Kampot and Phnom Penh, Cambodia….revisited

31st December 2014 – 4th January 2015
After a lovely relaxing Christmas in Kep we left there on New Years Eve and made the short journey back to Kampot. The mini bus we travelled in won the prize for the most cracked windscreen in Cambodia and the most rickety of chassis but we knew it was only a 40 minute journey and we were in no rush; which was just as well, the speed it was travelling. We had decided to see the new year in back in Kampot before flying out of Cambodia to Southern Thailand.
We took more strolls along the river front.

We noticed the inscription ‘Mary Rose’ and a telephone number on the back of this stone seat and hoped it was the name of a restaurant or boat trip company being advertised and not the pseudonym of a local ‘business’ women!! The local rag mag there made for a very amusing read and made reference to 15 such women who ‘work’ in Kampot. The ex-pats call them ‘sausage hunters’ (chuckle)

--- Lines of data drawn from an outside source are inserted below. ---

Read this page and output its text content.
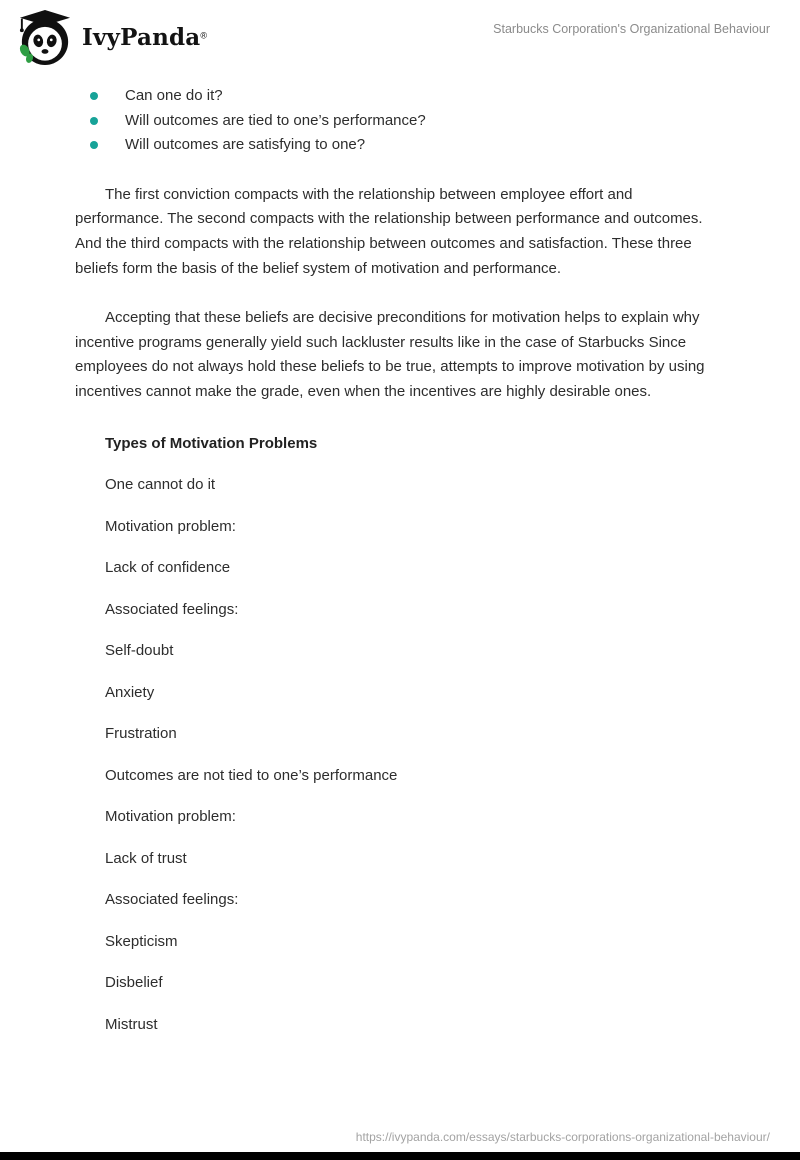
IvyPanda®	Starbucks Corporation's Organizational Behaviour
Can one do it?
Will outcomes are tied to one’s performance?
Will outcomes are satisfying to one?

The first conviction compacts with the relationship between employee effort and performance. The second compacts with the relationship between performance and outcomes. And the third compacts with the relationship between outcomes and satisfaction. These three beliefs form the basis of the belief system of motivation and performance.

Accepting that these beliefs are decisive preconditions for motivation helps to explain why incentive programs generally yield such lackluster results like in the case of Starbucks Since employees do not always hold these beliefs to be true, attempts to improve motivation by using incentives cannot make the grade, even when the incentives are highly desirable ones.

Types of Motivation Problems

One cannot do it

Motivation problem:

Lack of confidence

Associated feelings:

Self-doubt

Anxiety

Frustration

Outcomes are not tied to one’s performance

Motivation problem:

Lack of trust

Associated feelings:

Skepticism

Disbelief

Mistrust

https://ivypanda.com/essays/starbucks-corporations-organizational-behaviour/
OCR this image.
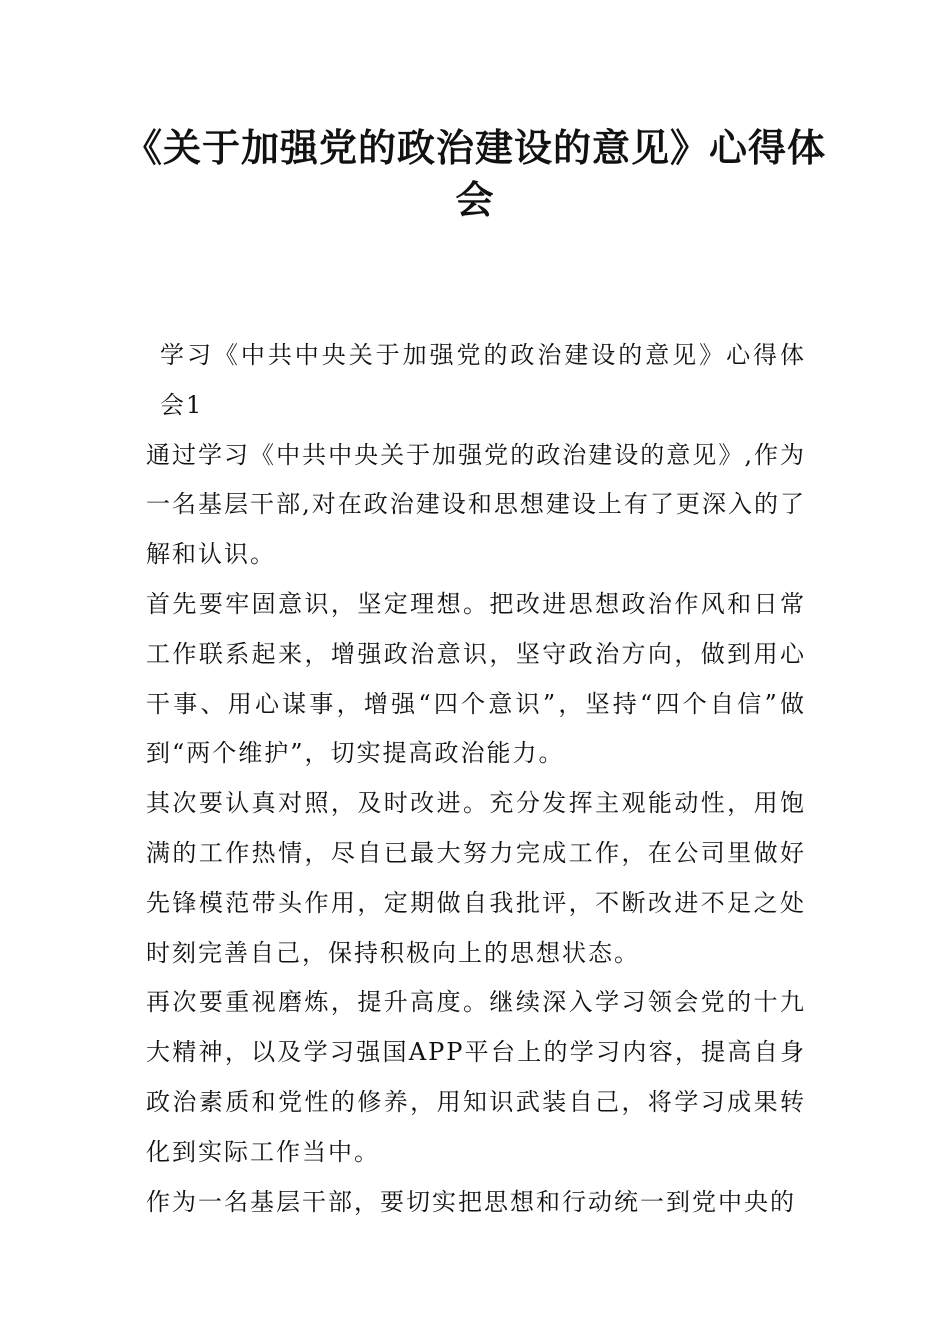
《关于加强党的政治建设的意见》心得体会

学习《中共中央关于加强党的政治建设的意见》心得体会1

通过学习《中共中央关于加强党的政治建设的意见》,作为一名基层干部,对在政治建设和思想建设上有了更深入的了解和认识。

首先要牢固意识，坚定理想。把改进思想政治作风和日常工作联系起来，增强政治意识，坚守政治方向，做到用心干事、用心谋事，增强“四个意识”，坚持“四个自信”做到“两个维护”，切实提高政治能力。

其次要认真对照，及时改进。充分发挥主观能动性，用饱满的工作热情，尽自已最大努力完成工作，在公司里做好先锋模范带头作用，定期做自我批评，不断改进不足之处时刻完善自己，保持积极向上的思想状态。

再次要重视磨炼，提升高度。继续深入学习领会党的十九大精神，以及学习强国APP平台上的学习内容，提高自身政治素质和党性的修养，用知识武装自己，将学习成果转化到实际工作当中。

作为一名基层干部，要切实把思想和行动统一到党中央的
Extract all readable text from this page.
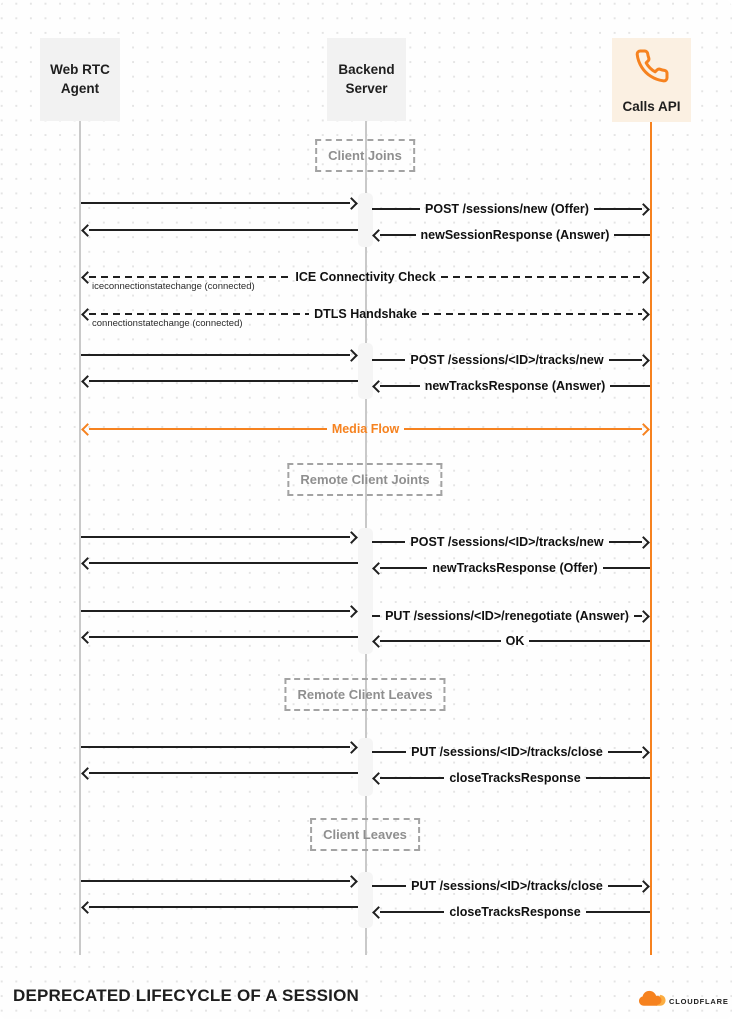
Web RTC
Agent
Backend
Server
Calls API
Client Joins
Remote Client Joints
Remote Client Leaves
Client Leaves
POST /sessions/new (Offer)
newSessionResponse (Answer)
ICE Connectivity Check
iceconnectionstatechange (connected)
DTLS Handshake
connectionstatechange (connected)
POST /sessions/<ID>/tracks/new
newTracksResponse (Answer)
Media Flow
POST /sessions/<ID>/tracks/new
newTracksResponse (Offer)
PUT /sessions/<ID>/renegotiate (Answer)
OK
PUT /sessions/<ID>/tracks/close
closeTracksResponse
PUT /sessions/<ID>/tracks/close
closeTracksResponse
DEPRECATED LIFECYCLE OF A SESSION	CLOUDFLARE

This young boy rushed down to sit in the boat to have his photo taken…..or maybe he thought I was about to ‘run off’ with his boat! (Chuckle)

This guy wasn’t so happy about having his photo taken while he ate his lunch!

As we have indicated previously hygiene isn’t something Asian people seem concerned about. However we noticed in Kampot that the local officials (not sure what you would call them…Ministry of Health maybe) were trying to educate the locals there. It was clear by the photos that they were indicating that you should not use a tin of food if it is rusty or dented. I am not sure what the writing said about the containers of open food, the like of which are everywhere, uncovered and open to the elements and insect life!

Old colonial buildings can be seen around the streets, some have been renovated, some are crumbling. But whether it’s the dirty hawker stall eateries on the pavements or the fancy buildings which have restaurants inside, Kampot had a lovely feel about it. We enjoyed our time back there and revisited our favourite noodle bar and the cafes overlooking the river before travelling back to Phnom Penh where we stayed in a hotel near the airport the night before our flight to Krabi (via Bangkok)

Seeing as Phnom Penh wasn’t my favourite place during our travels and the fact that it was double flight day the next day you can imagine I wasn’t the most happy of travelling companions for Glen. Having said that I loved the three hour minivan journey back. There is always so much to see on each journey as well as ‘our life flashing before us’ as our driver swerved back and forth across the road to overtake and dodge the cows, dogs and bikes, you get to see village life and the lovely scenery. (smile)

I am always very aware of our fragile mortality on every journey but most of the locals in Asia don’t seem to be concerned in the slightest. Whether it’s whole families on their bikes as a bus zooms by just millimetres away from their handlebars or whether when they are sat precariously on top of vans and lorries.

These girls below are relatively safe with the roof rack sort of holding them in, but we saw a number of other people just sat on top of various lorry cabins seemingly without a thought for the basic laws of physics, if their lorry had suddenly stopped then they would have kept travelling forward!

Like the guy in the white top sat cross legged on top of the white minivan! It put me in mind of the American television series I was watching when I was in labour with Courtney. What was it called? …….Quantum Leap! Where Dr Sam Beckett would, without notice, be transported to another place and time. It looked like this young man expected to be sat on a mat watching TV or in front of a Buddha somewhere not on top of a van in rush hour traffic!
Please excuse the poor quality of these photographs which were obviously taken on the move in a van, which had the obligatory cracked window screen. We saw so many more weird sights but we were unable to capture them for the blog. The most surprising of sights on the journey back to Phnom Penh that afternoon was the thirty or forty open trucks that passed one after the other as far as the eye could see, all crammed full of young women. At first we thought there was some sort of festival or event that they were going to but we were very wrong. After passing truck after truck of these women who were stood squashed together we saw a factory which they were coming from. We have since read about the working conditions in these factories, the hours they work and the low pay they receive. You would never know from the relaxed happy faces of those girls in the trucks as they were returning to their various villages. Maybe they are the lucky ones when you think about the red light districts we have seen and the families living and sleeping on the streets in the capital; It doesn’t bear thinking about.
Something else we have seen a lot of in Cambodia, but not taken photographs of or written about in the blog, are these Chinese graves. They were dotted everywhere in the fields. They are mounds of earth with a white tiled area to the front. Again these are not very good photos but will help us remember them.

The owner of the newly opened hotel in Phnom Penh was a lovely man so it was a good end to Cambodia despite the smelly, rubbish strewn streets of the Capital city. After a short one hour flight we landed in Bangkok’s International airport and took the free bus across to Bangkok’s DMK airport to catch the short flight to Krabi.